Nutritional analyis per serving: 378 calories, 30 grams fat, 24 grams carbohydrates, 5 grams protein, 8 milligrams cholesterol, 291 milligrams sodium, 3 grams dietary fiber, 69 percent of calories from fat.
Radicchio and basil pasta salad
Makes 6 servings
- 1/4 pound small pasta, such as orzo
- Salt (to taste)
- 2 small heads radicchio, chopped into ribbons
- 1 pint cherry tomatoes, quartered
- 12 Kalamata olives, pitted and chopped
- 2 tablespoons pine nuts, toasted
- 2 tablespoons balsamic vinegar
- 2 tablespoons extra-virgin olive oil
- 1 shallot, minced
- 1/4 teaspoon red pepper flakes
- 1/4 cup freshly grated Parmesan
- Small handful fresh basil leaves, torn
1. Cook pasta in generously salted water until al dente. Let the pasta drain and cool in a colander.
2. When the pasta is cooled, place it in a large bowl along with everything else except the Parmesan cheese and basil. Toss ingredients and refrigerate until right before serving (or going on your picnic). At the last moment, add the Parmesan and basil, and toss again. Taste for seasonings and serve right away.
Cowgirl tip: Buy the best pasta you can find. It’s worth paying the extra buck or two for something that’s flavorful.
Nutritional analyis per serving: 170 calories, 9 grams fat, 19 grams carbohydrates, 5 grams protein, 3 milligrams cholesterol, 170 milligrams sodium, 2 grams dietary fiber, 45 percent of calories from fat.
— Inspired from a recipe in Bon Appetit
Artichoke and spinach hummus
Makes 3 cups
- 1 (14-ounce) can chickpeas, drained and rinsed
- 2 tablespoons tahini
- 1 small clove garlic
- 2 large handfuls fresh baby spinach
- Zest and juice of 1 lemon
- 3 tablespoons olive oil
- 1 (14-ounce) can artichoke hearts, drained
- Sea salt (to taste)
1. Pinch the skins off of the chickpeas (yes, really — it’ll make for a smoother, creamier hummus) and put the peas in a food processor. Blend, adding a bit of water to help the peas puree.
2. Now add the rest of the ingredients and blend.
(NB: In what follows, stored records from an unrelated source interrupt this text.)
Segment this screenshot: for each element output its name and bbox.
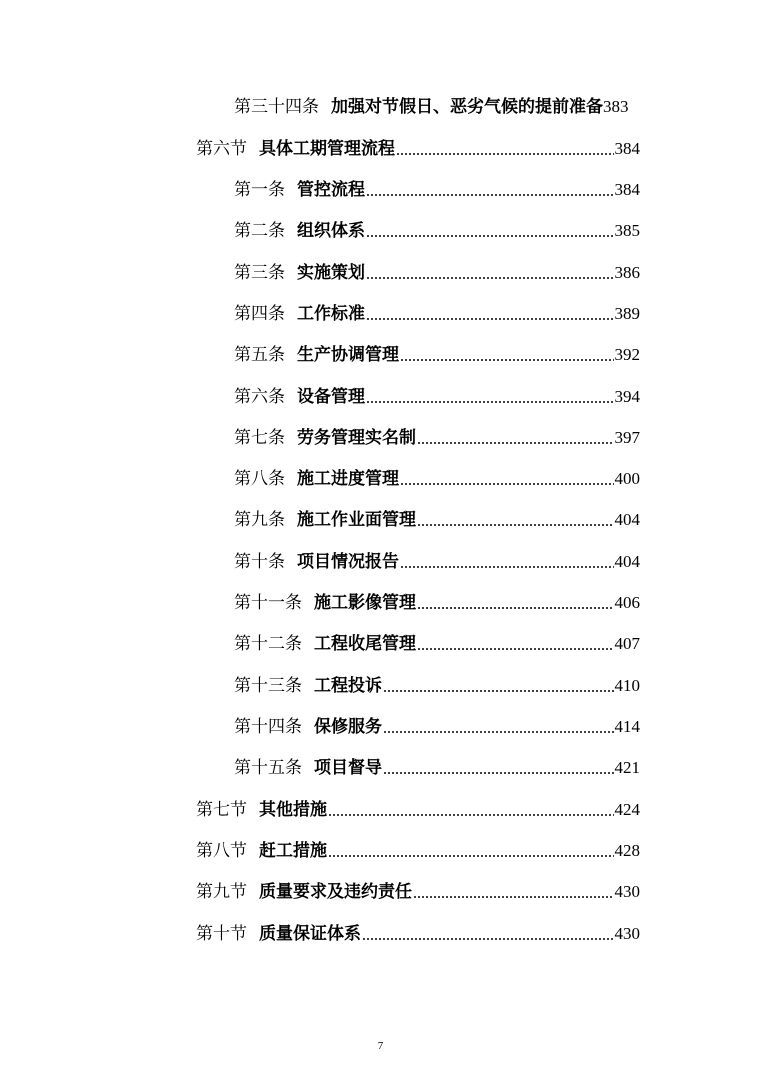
toc-entry[interactable] [234, 462, 640, 490]
toc-entry-title: 施工进度管理 [297, 469, 399, 489]
toc-entry-number: 第八条 [234, 469, 285, 489]
toc-entry[interactable] [234, 627, 640, 655]
toc-entry-title: 施工影像管理 [314, 593, 416, 613]
toc-entry-title: 工作标准 [297, 304, 365, 324]
toc-entry[interactable] [234, 214, 640, 242]
toc-entry-number: 第十条 [234, 552, 285, 572]
toc-leader-dots [328, 855, 614, 857]
toc-entry-number: 第九条 [234, 510, 285, 530]
toc-entry-page: 394 [614, 387, 640, 406]
toc-leader-dots [400, 483, 614, 485]
toc-entry-page: 384 [614, 180, 640, 199]
toc-entry-number: 第十三条 [234, 676, 302, 696]
toc-leader-dots [328, 814, 614, 816]
toc-entry[interactable] [234, 173, 640, 201]
toc-entry-title: 设备管理 [297, 387, 365, 407]
toc-entry-title: 组织体系 [297, 221, 365, 241]
toc-leader-dots [366, 277, 614, 279]
toc-leader-dots [413, 896, 614, 898]
toc-entry-page: 421 [614, 758, 640, 777]
toc-entry[interactable] [234, 545, 640, 573]
toc-entry-page: 400 [614, 469, 640, 488]
toc-entry-title: 工程收尾管理 [314, 634, 416, 654]
toc-leader-dots [417, 524, 614, 526]
toc-entry-title: 质量保证体系 [259, 924, 361, 944]
toc-entry[interactable] [234, 503, 640, 531]
toc-entry[interactable] [196, 834, 640, 862]
toc-entry-number: 第十五条 [234, 758, 302, 778]
toc-entry-page: 404 [614, 552, 640, 571]
toc-entry-page: 397 [614, 428, 640, 447]
toc-entry-number: 第一条 [234, 180, 285, 200]
toc-entry-title: 保修服务 [314, 717, 382, 737]
toc-entry[interactable] [234, 710, 640, 738]
toc-leader-dots [396, 153, 614, 155]
page-number: 7 [377, 1040, 384, 1052]
toc-entry-number: 第六条 [234, 387, 285, 407]
toc-entry-title: 具体工期管理流程 [259, 139, 395, 159]
toc-leader-dots [417, 607, 614, 609]
toc-entry-number: 第六节 [196, 139, 247, 159]
toc-leader-dots [362, 938, 614, 940]
toc-entry[interactable] [234, 669, 640, 697]
toc-entry-page: 389 [614, 304, 640, 323]
toc-entry-number: 第十二条 [234, 634, 302, 654]
toc-leader-dots [366, 235, 614, 237]
toc-entry-page: 410 [614, 676, 640, 695]
toc-entry-page: 392 [614, 345, 640, 364]
toc-leader-dots [400, 359, 614, 361]
toc-entry[interactable] [234, 421, 640, 449]
toc-entry-title: 质量要求及违约责任 [259, 882, 412, 902]
toc-entry-number: 第八节 [196, 841, 247, 861]
toc-entry-title: 项目督导 [314, 758, 382, 778]
toc-entry-title: 赶工措施 [259, 841, 327, 861]
toc-entry-number: 第十节 [196, 924, 247, 944]
toc-entry-page: 406 [614, 593, 640, 612]
toc-entry-number: 第七条 [234, 428, 285, 448]
toc-entry-title: 加强对节假日、恶劣气候的提前准备 [331, 97, 603, 117]
toc-entry-title: 其他措施 [259, 800, 327, 820]
toc-entry-page: 407 [614, 634, 640, 653]
toc-entry[interactable] [196, 875, 640, 903]
toc-entry-page: 414 [614, 717, 640, 736]
toc-entry[interactable] [234, 90, 664, 118]
toc-leader-dots [417, 648, 614, 650]
toc-entry-number: 第十四条 [234, 717, 302, 737]
toc-entry-page: 385 [614, 221, 640, 240]
toc-entry[interactable] [234, 751, 640, 779]
toc-entry-title: 劳务管理实名制 [297, 428, 416, 448]
toc-entry[interactable] [234, 586, 640, 614]
toc-leader-dots [366, 401, 614, 403]
toc-entry-page: 428 [614, 841, 640, 860]
toc-entry-page: 386 [614, 263, 640, 282]
toc-entry-number: 第三十四条 [234, 97, 319, 117]
toc-entry-title: 管控流程 [297, 180, 365, 200]
toc-entry-number: 第七节 [196, 800, 247, 820]
toc-entry[interactable] [196, 917, 640, 945]
toc-entry[interactable] [196, 793, 640, 821]
toc-entry-number: 第十一条 [234, 593, 302, 613]
toc-entry-page: 430 [614, 882, 640, 901]
toc-entry[interactable] [234, 256, 640, 284]
toc-entry[interactable] [234, 297, 640, 325]
toc-leader-dots [383, 690, 614, 692]
toc-entry-page: 404 [614, 510, 640, 529]
toc-leader-dots [400, 566, 614, 568]
toc-leader-dots [383, 772, 614, 774]
toc-entry[interactable] [234, 338, 640, 366]
toc-entry[interactable] [196, 132, 640, 160]
toc-entry-title: 施工作业面管理 [297, 510, 416, 530]
toc-entry-title: 实施策划 [297, 263, 365, 283]
toc-entry-page: 383 [603, 97, 629, 116]
toc-entry-number: 第九节 [196, 882, 247, 902]
toc-entry-page: 430 [614, 924, 640, 943]
toc-entry-title: 项目情况报告 [297, 552, 399, 572]
toc-leader-dots [366, 318, 614, 320]
toc-entry-title: 生产协调管理 [297, 345, 399, 365]
toc-entry-number: 第四条 [234, 304, 285, 324]
toc-entry-number: 第五条 [234, 345, 285, 365]
toc-leader-dots [383, 731, 614, 733]
toc-entry-page: 424 [614, 800, 640, 819]
toc-entry-number: 第二条 [234, 221, 285, 241]
toc-entry-title: 工程投诉 [314, 676, 382, 696]
toc-leader-dots [366, 194, 614, 196]
toc-entry[interactable] [234, 380, 640, 408]
toc-leader-dots [417, 442, 614, 444]
toc-entry-number: 第三条 [234, 263, 285, 283]
toc-entry-page: 384 [614, 139, 640, 158]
Let rest for at least a half-hour before serving.
Nutritional analysis per 1-tablespoon serving: 25 calories, 1 gram fat, 3 grams carbohydrates, trace protein, no cholesterol, 49 milligrams sodium, trace dietary fiber, 46 percent of calories from fat.
French yogurt cake
Makes 8 to 10 servings
- 2 cups flour
- 1 teaspoon baking powder
- 1 teaspoon sea salt
- Zest of 1 lemon
- 1 cup sugar
- 3 eggs
- 1 cup whole-milk yogurt
- 1 teaspoon vanilla
- 1/4 cup vegetable oil (I use sunflower oil in France), plus slightly more for oiling the sides of the pan
- Powdered sugar, for dusting (optional)
1. Heat oven to 350 degrees and line the bottom of a 10-inch springform pan with parchment paper and lightly oil the sides. Place the pan on a cookie sheet to catch any spillage.
2. In a small bowl, whisk together the flour, baking powder and salt. Set this aside.
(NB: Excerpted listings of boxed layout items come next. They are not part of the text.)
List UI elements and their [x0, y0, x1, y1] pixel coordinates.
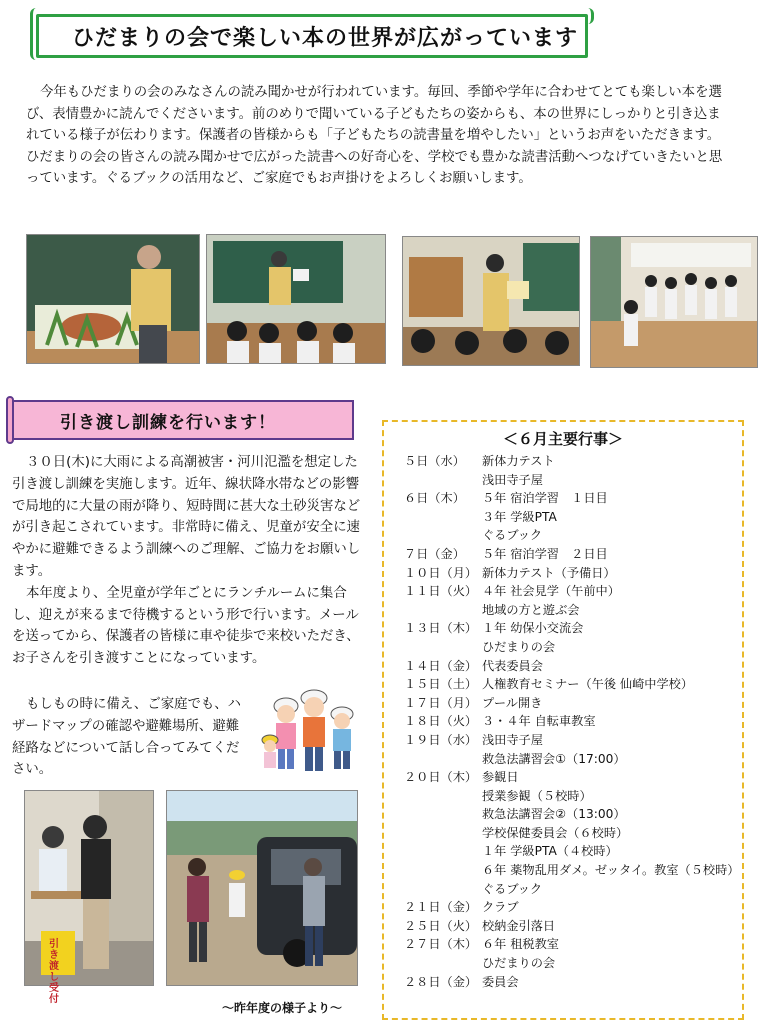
title-banner	[36, 14, 588, 58]
schedule-row	[404, 489, 744, 508]
schedule-row	[404, 638, 744, 657]
schedule-date: １７日（月）	[404, 695, 478, 710]
schedule-event: ３・４年 自転車教室	[482, 714, 596, 729]
schedule-event: ４年 社会見学（午前中）	[482, 584, 620, 599]
schedule-event: 委員会	[482, 974, 519, 989]
schedule-row	[404, 768, 744, 787]
schedule-date	[404, 842, 482, 861]
schedule-date: １３日（木）	[404, 621, 478, 636]
schedule-date: １０日（月）	[404, 565, 478, 580]
schedule-event: 学校保健委員会（６校時）	[482, 825, 629, 840]
drill-photo-pickup	[166, 790, 358, 986]
schedule-list	[404, 452, 744, 991]
drill-photo-pickup-illustration	[167, 791, 357, 985]
schedule-date	[404, 880, 482, 899]
drill-photo-reception	[24, 790, 154, 1005]
schedule-date	[404, 638, 482, 657]
schedule-event: ぐるブック	[482, 528, 543, 543]
schedule-row	[404, 545, 744, 564]
schedule-row	[404, 452, 744, 471]
schedule-date: ５日（水）	[404, 454, 465, 468]
drill-photo-reception-illustration	[25, 791, 153, 985]
schedule-row	[404, 657, 744, 676]
schedule-date	[404, 861, 482, 880]
schedule-date	[404, 805, 482, 824]
schedule-date: ２８日（金）	[404, 974, 478, 989]
reading-photo-1-illustration	[27, 235, 199, 363]
schedule-event: 新体力テスト（予備日）	[482, 565, 616, 580]
schedule-event: 参観日	[482, 770, 519, 785]
june-schedule	[382, 420, 744, 1020]
schedule-row	[404, 973, 744, 992]
schedule-title: ＜６月主要行事＞	[502, 430, 623, 448]
drill-banner	[8, 400, 354, 440]
schedule-event: ひだまりの会	[482, 956, 556, 971]
schedule-row	[404, 805, 744, 824]
schedule-row	[404, 954, 744, 973]
schedule-event: １年 幼保小交流会	[482, 621, 584, 636]
schedule-event: ６年 租税教室	[482, 937, 559, 952]
banner-curl-left	[30, 8, 45, 60]
schedule-date	[404, 954, 482, 973]
drill-heading: 引き渡し訓練を行います！	[60, 413, 276, 433]
schedule-date: ６日（木）	[404, 491, 465, 506]
schedule-row	[404, 564, 744, 583]
schedule-event: 浅田寺子屋	[482, 472, 543, 487]
schedule-date: ７日（金）	[404, 546, 465, 561]
schedule-row	[404, 712, 744, 731]
schedule-event: ぐるブック	[482, 881, 543, 896]
reception-sign: 引き渡し受付	[49, 939, 59, 1005]
schedule-event: 救急法講習会①（17:00）	[482, 751, 626, 766]
schedule-row	[404, 508, 744, 527]
schedule-event: 授業参観（５校時）	[482, 788, 592, 803]
schedule-date	[404, 526, 482, 545]
schedule-date: ２１日（金）	[404, 900, 478, 915]
schedule-row	[404, 675, 744, 694]
schedule-date	[404, 471, 482, 490]
schedule-date: １１日（火）	[404, 584, 478, 599]
reading-photo-1	[26, 234, 200, 364]
schedule-event: 代表委員会	[482, 658, 543, 673]
schedule-row	[404, 601, 744, 620]
schedule-date: １８日（火）	[404, 714, 478, 729]
schedule-event: 地域の方と遊ぶ会	[482, 602, 580, 617]
reading-photo-2	[206, 234, 386, 364]
schedule-event: ５年 宿泊学習 １日目	[482, 491, 608, 506]
drill-paragraph-1: ３０日(木)に大雨による高潮被害・河川氾濫を想定した引き渡し訓練を実施します。近年、線状降水帯などの影響で局地的に大量の雨が降り、短時間に甚大な土砂災害などが引き起こされています。非常時に備え、児童が安全に速やかに避難できるよう訓練へのご理解、ご協力をお願いします。	[12, 455, 361, 579]
schedule-date: ２７日（木）	[404, 937, 478, 952]
schedule-row	[404, 917, 744, 936]
schedule-row	[404, 824, 744, 843]
schedule-row	[404, 471, 744, 490]
children-helmet-icon	[262, 688, 362, 782]
schedule-row	[404, 731, 744, 750]
schedule-row	[404, 842, 744, 861]
schedule-date	[404, 601, 482, 620]
schedule-event: 校納金引落日	[482, 918, 556, 933]
schedule-date: １４日（金）	[404, 658, 478, 673]
reading-photo-4-illustration	[591, 237, 757, 367]
reading-photo-3-illustration	[403, 237, 579, 365]
photo-caption: ～昨年度の様子より～	[222, 1001, 343, 1015]
schedule-date	[404, 824, 482, 843]
schedule-row	[404, 898, 744, 917]
schedule-row	[404, 526, 744, 545]
schedule-date: １９日（水）	[404, 732, 478, 747]
schedule-event: 人権教育セミナー（午後 仙崎中学校）	[482, 677, 694, 692]
schedule-row	[404, 880, 744, 899]
schedule-event: ５年 宿泊学習 ２日目	[482, 546, 608, 561]
schedule-event: ３年 学級PTA	[482, 509, 557, 524]
schedule-date	[404, 508, 482, 527]
schedule-event: 浅田寺子屋	[482, 732, 543, 747]
schedule-row	[404, 619, 744, 638]
page-title: ひだまりの会で楽しい本の世界が広がっています	[72, 26, 579, 51]
schedule-row	[404, 750, 744, 769]
schedule-date	[404, 787, 482, 806]
schedule-event: １年 学級PTA（４校時）	[482, 844, 618, 859]
schedule-event: 新体力テスト	[482, 454, 555, 468]
schedule-event: 救急法講習会②（13:00）	[482, 807, 626, 822]
schedule-row	[404, 582, 744, 601]
schedule-row	[404, 935, 744, 954]
reading-photo-2-illustration	[207, 235, 385, 363]
schedule-date: ２５日（火）	[404, 918, 478, 933]
banner-curl-right	[579, 8, 594, 24]
drill-body	[12, 452, 368, 670]
schedule-date	[404, 750, 482, 769]
schedule-event: ６年 薬物乱用ダメ。ゼッタイ。教室（５校時）	[482, 863, 740, 878]
drill-banner-scroll	[6, 396, 14, 444]
schedule-row	[404, 861, 744, 880]
schedule-event: プール開き	[482, 695, 543, 710]
reading-photo-3	[402, 236, 580, 366]
reading-photo-4	[590, 236, 758, 368]
schedule-date: １５日（土）	[404, 677, 478, 692]
drill-paragraph-3: もしもの時に備え、ご家庭でも、ハザードマップの確認や避難場所、避難経路などについて話し合ってみてください。	[12, 697, 242, 778]
children-helmet-illustration	[262, 688, 362, 782]
drill-paragraph-2: 本年度より、全児童が学年ごとにランチルームに集合し、迎えが来るまで待機するという形で行います。メールを送ってから、保護者の皆様に車や徒歩で来校いただき、お子さんを引き渡すことになっています。	[12, 585, 360, 667]
schedule-event: ひだまりの会	[482, 639, 556, 654]
schedule-row	[404, 787, 744, 806]
schedule-event: クラブ	[482, 900, 519, 915]
schedule-date: ２０日（木）	[404, 770, 478, 785]
intro-paragraph: 今年もひだまりの会のみなさんの読み聞かせが行われています。毎回、季節や学年に合わせてとても楽しい本を選び、表情豊かに読んでくださいます。前のめりで聞いている子どもたちの姿からも、本の世界にしっかりと引き込まれている様子が伝わります。保護者の皆様からも「子どもたちの読書量を増やしたい」というお声をいただきます。ひだまりの会の皆さんの読み聞かせで広がった読書への好奇心を、学校でも豊かな読書活動へつなげていきたいと思っています。ぐるブックの活用など、ご家庭でもお声掛けをよろしくお願いします。	[26, 85, 723, 186]
schedule-row	[404, 694, 744, 713]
3. Mix together the zest and the sugar, using your fingers to rub the zest into the sugar — by doing this, you release the oils, making the cake more fragrant.
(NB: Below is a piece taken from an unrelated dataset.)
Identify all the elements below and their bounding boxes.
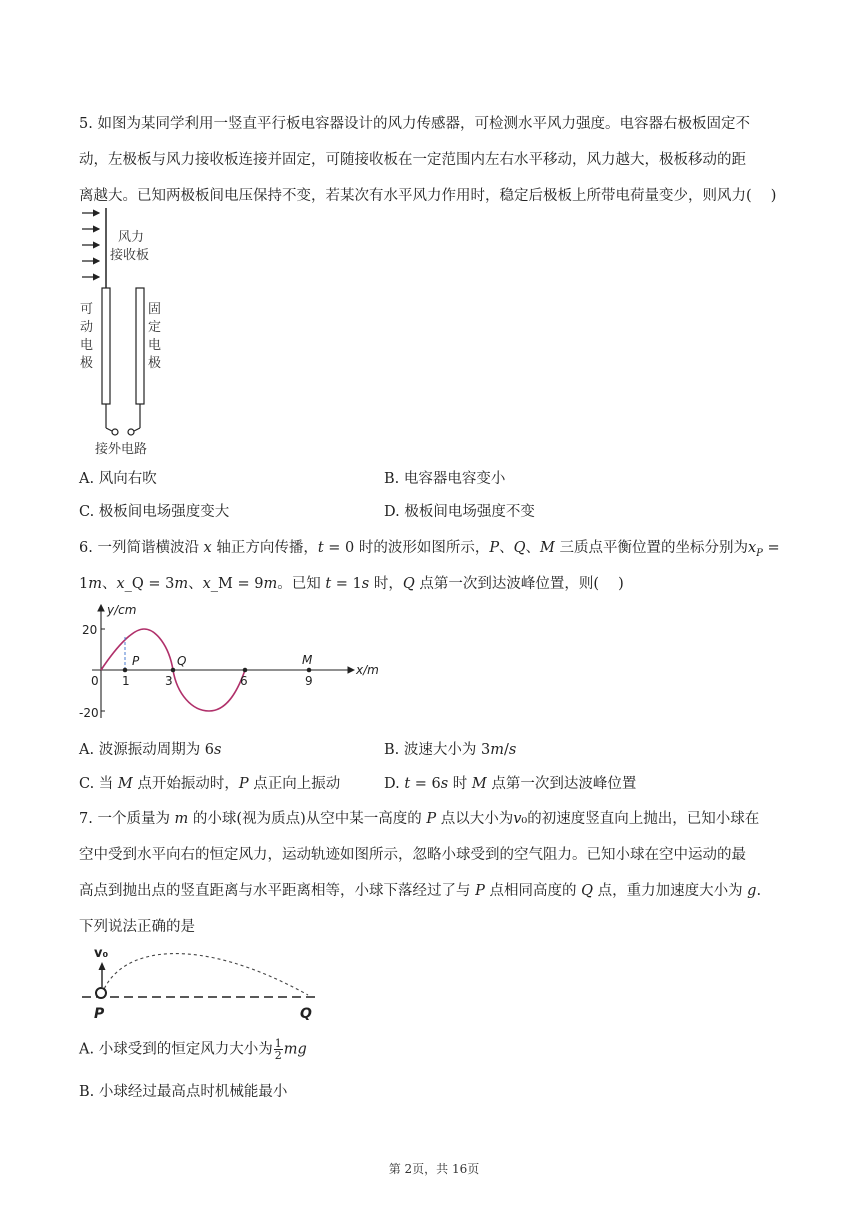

4. Using a mixer, beat the eggs until light, then add the yogurt, zest and sugar, vanilla and oil, and mix well. Now add the flour mixture and mix just until combined — you don’t want to overmix. Pour batter into the pan, and bake 30 to 45 minutes, or until a tester comes out clean. Let cool on a rack. Slice and sprinkle with powdered sugar, if you have some on hand. (It makes the cake pretty.)
Nutritional analysis per serving, based on 8: 320 calories, 10 grams fat, 51 grams carbohydrates, 7 grams protein, 83 milligrams cholesterol, 337 milligrams sodium, 1 gram dietary fiber, 28 percent of calories from fat.